There are different strategies to react on a detected weld defect. A very expensive one is to check the generated weld seam after welding and to put the part back into the clamping device for a further weld, if the joint does not fulfill the requirements. If a joint is vulnerable to defects, this procedure results in high costs. Therefore, there are different approaches to inspect the weld seam during the welding process in an in-process or post-process monitoring. The inspection systems reach from single sensors to camera-based systems. Coaxial systems are often preferred because of their high flexibility and small interfering contour. Most of these systems can decide if there is a defect or not, but can’t obtain the shape and type of the defect.
In the framework of the WELDone project (funded by German Federal Ministry of Education and Research), the Institut fuer Strahlwerkzeuge developed a camera system that uses two images on one camera chip, resulting from process emissions with different polarization orientations. With the aid of a fast FPGA (field programmable gate array) the orientation of the hot workpiece surface is obtained on-line. With this information attributes of several different weld defects can be recognized. In principle, it is even possible to reconstruct the topology of the surface and not only detect a defect, but also characterize it.

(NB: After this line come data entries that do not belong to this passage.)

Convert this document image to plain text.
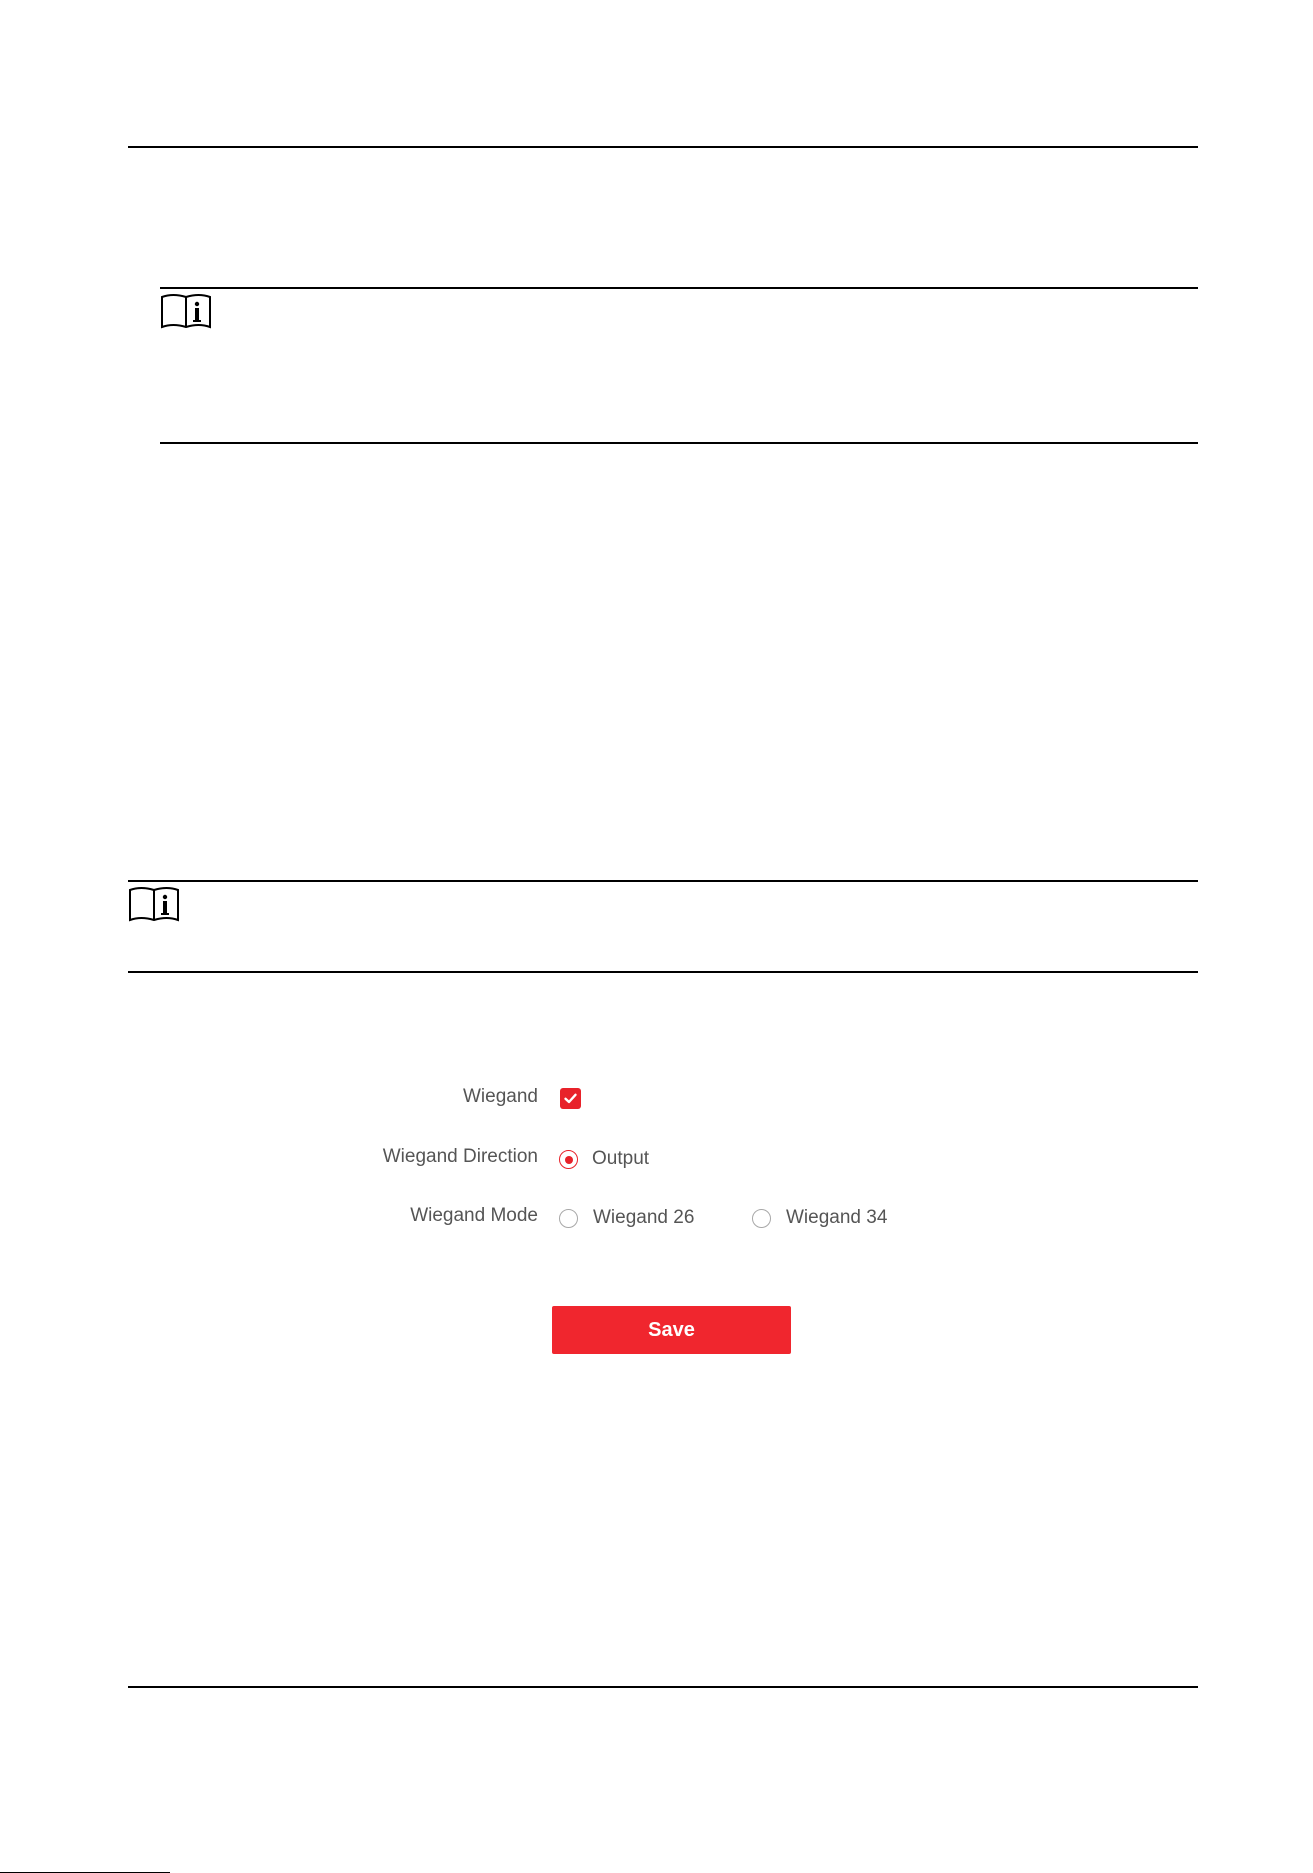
Wiegand
Wiegand Direction	Output
Wiegand Mode	Wiegand 26	Wiegand 34
Save
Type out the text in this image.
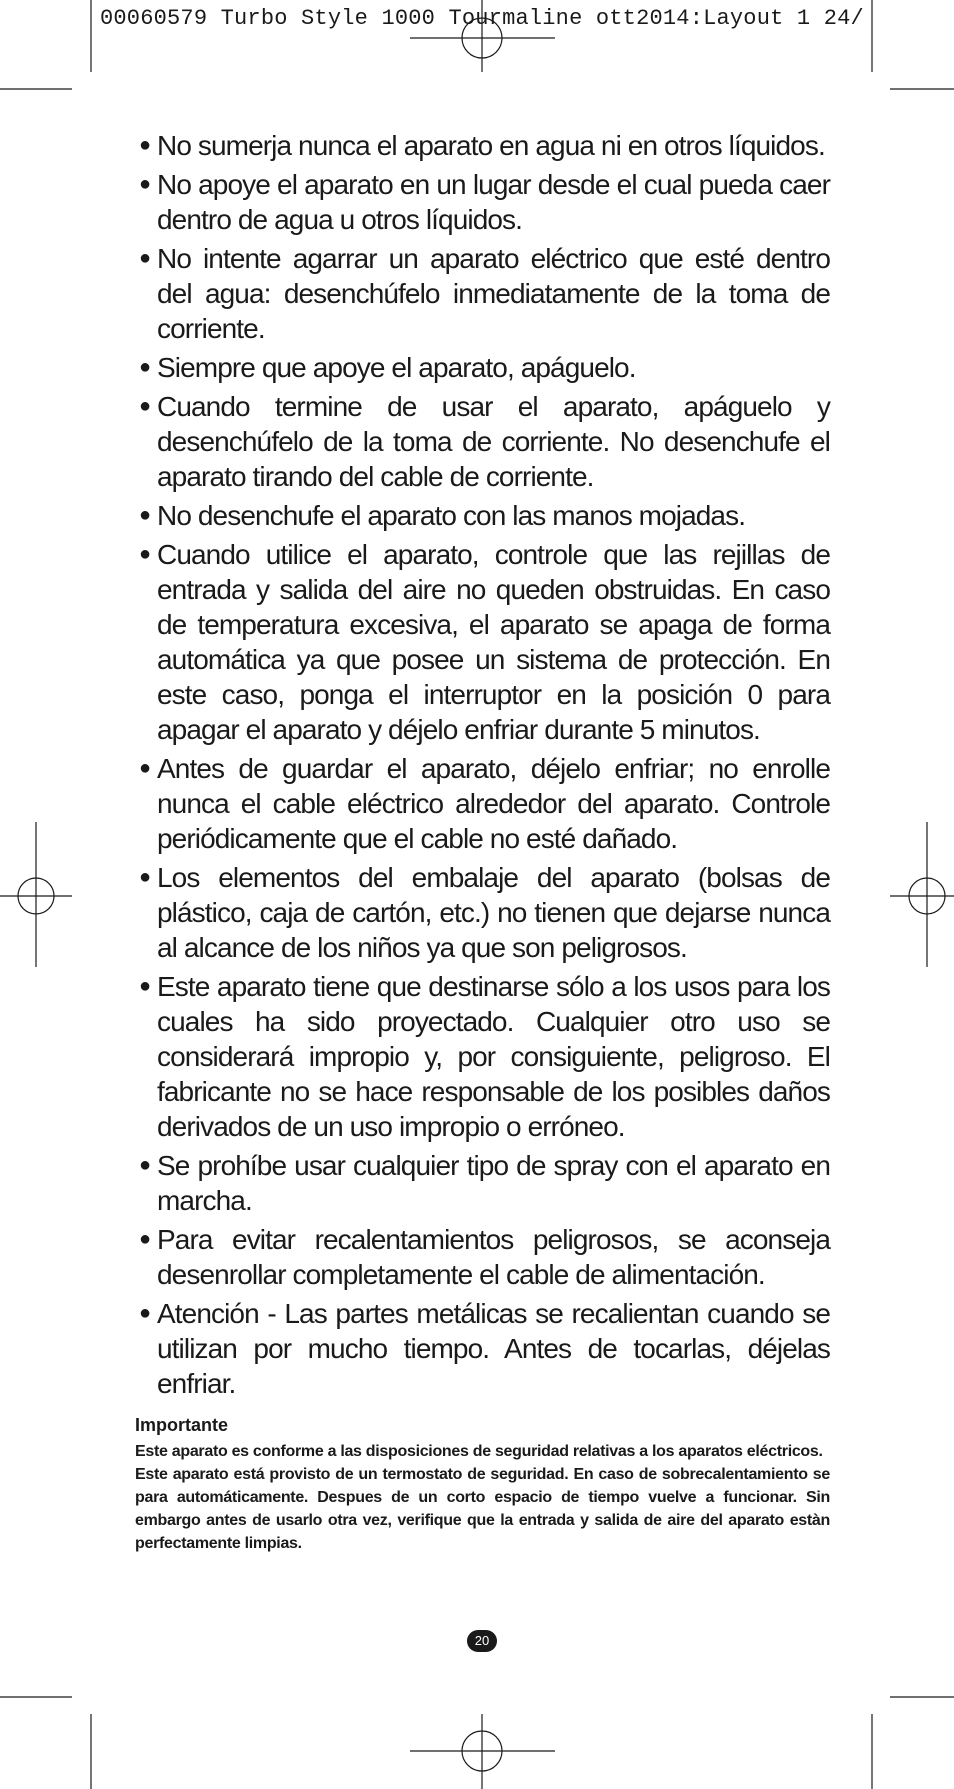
00060579 Turbo Style 1000 Tourmaline ott2014:Layout 1 24/
● No sumerja nunca el aparato en agua ni en otros líquidos.
● No apoye el aparato en un lugar desde el cual pueda caer dentro de agua u otros líquidos.
● No intente agarrar un aparato eléctrico que esté dentro del agua: desenchúfelo inmediatamente de la toma de corriente.
● Siempre que apoye el aparato, apáguelo.
● Cuando termine de usar el aparato, apáguelo y desenchúfelo de la toma de corriente. No desenchufe el aparato tirando del cable de corriente.
● No desenchufe el aparato con las manos mojadas.
● Cuando utilice el aparato, controle que las rejillas de entrada y salida del aire no queden obstruidas. En caso de temperatura excesiva, el aparato se apaga de forma automática ya que posee un sistema de protección. En este caso, ponga el interruptor en la posición 0 para apagar el aparato y déjelo enfriar durante 5 minutos.
● Antes de guardar el aparato, déjelo enfriar; no enrolle nunca el cable eléctrico alrededor del aparato. Controle periódicamente que el cable no esté dañado.
● Los elementos del embalaje del aparato (bolsas de plástico, caja de cartón, etc.) no tienen que dejarse nunca al alcance de los niños ya que son peligrosos.
● Este aparato tiene que destinarse sólo a los usos para los cuales ha sido proyectado. Cualquier otro uso se considerará impropio y, por consiguiente, peligroso. El fabricante no se hace responsable de los posibles daños derivados de un uso impropio o erróneo.
● Se prohíbe usar cualquier tipo de spray con el aparato en marcha.
● Para evitar recalentamientos peligrosos, se aconseja desenrollar completamente el cable de alimentación.
● Atención - Las partes metálicas se recalientan cuando se utilizan por mucho tiempo. Antes de tocarlas, déjelas enfriar.
Importante

Este aparato es conforme a las disposiciones de seguridad relativas a los aparatos eléctricos.

Este aparato está provisto de un termostato de seguridad. En caso de sobrecalentamiento se para automáticamente. Despues de un corto espacio de tiempo vuelve a funcionar. Sin embargo antes de usarlo otra vez, verifique que la entrada y salida de aire del aparato estàn perfectamente limpias.

20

Since different defects require different treatments of the weld, the weld repair system requires a method to determine if there are defects and which type and size they have. The structures observed by the newly developed monitoring system and the measures taken after decision will be discussed exemplarily for two different defects in overlap welding. For the case of a hole, generated by melt ejection, the preferred method to close the hole and keep the sheets connected is to weld again with adjusted power. An undercut needs a different treatment. Here a defocusing yields best results.